“Shoot to the right” – Now how many of us have heard this? This is a statement which many a photographers have made and explained on the internet and various tutorials. Let me try to simplify it by using some examples.
Here is a typical histogram for an image. It can be seen in your camera LCD when you playback an image and click info button in Canon and by pressing the down part of the circular button in Nikon (depends on camera model)
A typical Histogram
The right side of the histogram shows the highlights (bright) data, the left side shows the shadow (dark) data and the center part shows the mid tone data. Normally for a properly exposed image (no over or under exposure) the above is what we get. Of course, it purely depends on what kind of image it is. The curve starts and ends before the two extremes of the highlights or the shadow area.
Histogram representing an underexposed image.
If any part of the image is underexposed, this is what happens:
As you can see, on the left side the black part of the graph has gone beyond the vertical line, which means some part of the image is underexposed.
Histogram representing an overexposed image.

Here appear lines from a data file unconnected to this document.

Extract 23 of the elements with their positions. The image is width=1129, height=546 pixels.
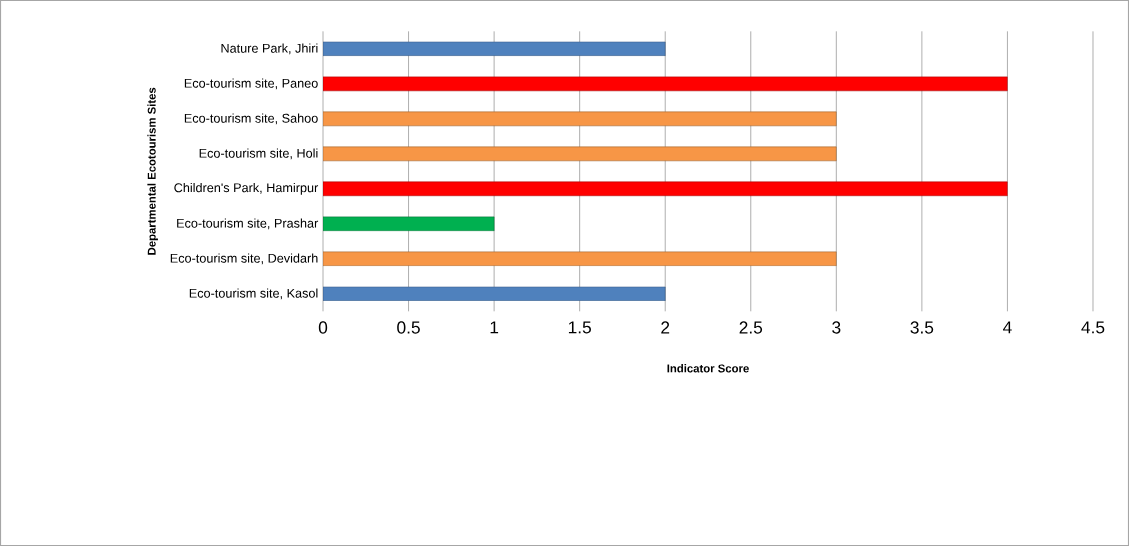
- x-tick-label: 2: [661, 321, 670, 334]
- x-axis-title: Indicator Score: [667, 364, 749, 373]
- x-tick-label: 3: [832, 321, 841, 334]
- x-tick-label: 4.5: [1081, 321, 1105, 334]
- y-tick-label: Eco-tourism site, Kasol: [189, 288, 318, 300]
- x-tick-label: 1: [490, 321, 499, 334]
- y-tick-label: Eco-tourism site, Holi: [199, 148, 318, 160]
- y-tick-label: Children's Park, Hamirpur: [174, 182, 319, 195]
- y-axis-title: Departmental Ecotourism Sites: [147, 87, 158, 255]
- x-tick-label: 3.5: [910, 321, 934, 334]
- y-tick-label: Eco-tourism site, Paneo: [184, 78, 318, 90]
- x-tick-label: 1.5: [568, 321, 591, 334]
- bar: [323, 181, 1008, 197]
- x-tick-label: 4: [1003, 321, 1012, 334]
- y-tick-label: Nature Park, Jhiri: [221, 43, 318, 55]
- y-tick-label: Eco-tourism site, Prashar: [177, 218, 319, 230]
- y-tick-label: Eco-tourism site, Sahoo: [184, 113, 318, 125]
- y-tick-label: Eco-tourism site, Devidarh: [170, 253, 318, 265]
- x-tick-label: 2.5: [739, 321, 763, 334]
- bar: [323, 286, 666, 302]
- bar: [323, 41, 666, 57]
- x-tick-label: 0.5: [397, 321, 420, 334]
- x-tick-label: 0: [318, 321, 328, 334]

If any part of the image is overexposed, this is what happens:The right side of the graph has gone beyond the vertical line which means some part of the image is over exposed.
If your intention is not to over or under expose any part of the image, then typically the complete graph should be between the two extremes.
Now, lets try to understand what “Shoot to the right” means.
– The graph represents the data in your image. Consider an example where the graph ends much before the two extreme verticals, say 2 cm gap on either side.
– For that scene, when you overexpose by say 1 stop, the whole graph moves to the right (say on the right side the gap is now 1cm and on the left side the gap is 3cm)
– Now go back to zero exposure compensation and underexpose that same scene by 1 stop. The original graph would move to the left and you may have 1cm gap to the left and 3cm to the right)
You can get the same final image (wrt colours, exposure and other processing) from all 3 of the above images where we used different exposure settings.
One of the main advantage of shooting to the right is that the noise in the image is less if there are any dark areas in your frame. But does it make sense in Wildlife photography? May be, may not be. It is debatable.
You need to remember two things:
– Shooting to the right results in getting lesser shutter speed (depends on shooting mode)
– And shooting to the left results in a faster shutter speed for the same aperture + ISO, but at the cost of noise in image.
The above method of reading the histogram helps in getting a correct exposure for your images. That said, it is extremely critical to get the right exposure in the field.
Camera decides the exposure.
In real life example, here is what happens when you shoot in auto mode and let the camera handle the exposure:
The camera exposes the subject as a medium toned subject and the shutter speed and exposure goes for a toss. Look at the histogram (shown in levels in photoshop) and the shutter speed on the top right of the image.This has resulted in over exposed image and a very slow shutter speed, in turn causing image blur.
The Photographer decides the exposure.
Using the correct technique of exposure, if you under expose the image, this is what you get:
Note: If your monitor is not properly calibrated, you will see everything dark and no details in black.But check the histogram, the graph ends well with in the left side vertical line, which means we have good exposure where we can see details in the black area. Also check the shutter speed. Because of correct exposure you have got a higher shutter speed in turn getting a sharp image
Of course, by using level adjustment in photoshop, you can get more details in black by increasing the brightness of the image by sliding in the right part of levels.
Another important aspect of digital photography is the correct usage of ICC profiles. If your image is not properly tagged, then there is no guarantee on the colours what you saw on your monitor and what is seen by others in their monitors.
Missing ICC profile for an image.
Normally when you open an image in PS (with some advanced colour settings) if there is no ICC profile tagged, this is what happens:
The above is a topic for another article. But I hope the above was helpful in making you understand about histogram and what role it plays in image making.